FEMME DE LA LORRAINE BRODANT. — On appelle broderie
un dessin tracé en relief sur un tissu avec du fil de soie, de coton, de
laine, d'or ou d'argent. — Le métier de brodeuse est très
fatigant pour la vue ; l'immobilité qu'il exige et la position
assise sont également fâcheuses pour la santé. Il serait bon
que les brodeuses eussent toutes un second état qui leur permît de
temps à autre de se délasser du premier.
—
Elles viennent de l'ancienne capitale de la Lorraine, de Nancy, une grande et
belle ville de 102600 âmes. Nancy est la seule ville de France qui
rivalise avec Paris pour les fleurs artificielles. Vous le voyez, Julien, les
femmes de Lorraine sont laborieuses, et leur bon goût est renommé.

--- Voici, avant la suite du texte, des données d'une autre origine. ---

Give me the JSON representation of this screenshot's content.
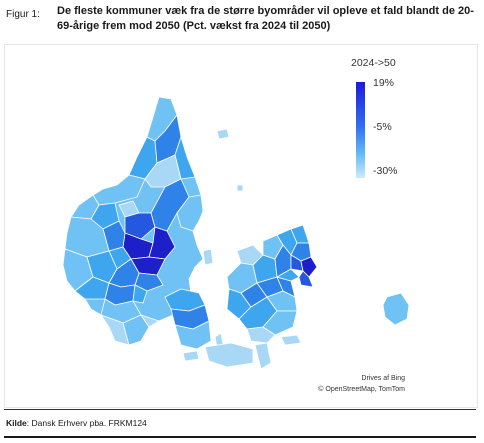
{
  "figure": {
    "label": "Figur 1:",
    "title": "De fleste kommuner væk fra de større byområder vil opleve et fald blandt de 20-69-årige frem mod 2050 (Pct. vækst fra 2024 til 2050)"
  },
  "legend": {
    "title": "2024->50",
    "max_label": "19%",
    "mid_label": "-5%",
    "min_label": "-30%",
    "scale_colors": [
      "#1d1ad6",
      "#2f6df0",
      "#63bbf5",
      "#cfeafc"
    ]
  },
  "attribution": {
    "line1": "Drives af Bing",
    "line2": "© OpenStreetMap, TomTom"
  },
  "source": {
    "label": "Kilde",
    "text": ": Dansk Erhverv pba. FRKM124"
  },
  "colors": {
    "very_light": "#a9d8f7",
    "light": "#6fc2f3",
    "medium": "#3ea6ee",
    "medium_dark": "#2f82e8",
    "dark": "#2458de",
    "darkest": "#1d20c9",
    "border": "#ffffff"
  }
}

Du reste, elles sont instruites : presque toutes savent lire et
écrire. Les trois départements de la Lorraine sont parmi les plus
instruits et les plus industrieux de la France.
— Mais, dit le petit
garçon, on fait bien d'autres choses en Lorraine que des glaces, des
fleurs et des broderies.
— Oh ! certainement,
Julien ; mais je n'ai voulu vous parler que des industries où nous
tenons le premier rang en France et en Europe. Travailler est déjà
bien, mon enfant ; mais travailler avec tant d'art et de conscience que
notre patrie puisse tenir le premier rang au milieu des autres nations, c'est un
honneur dont on peut être fier, n'est-ce pas, Julien ?
— Oh ! oui, dit
l'enfant, et je suis content de savoir qu'il en est ainsi de notre
Lorraine.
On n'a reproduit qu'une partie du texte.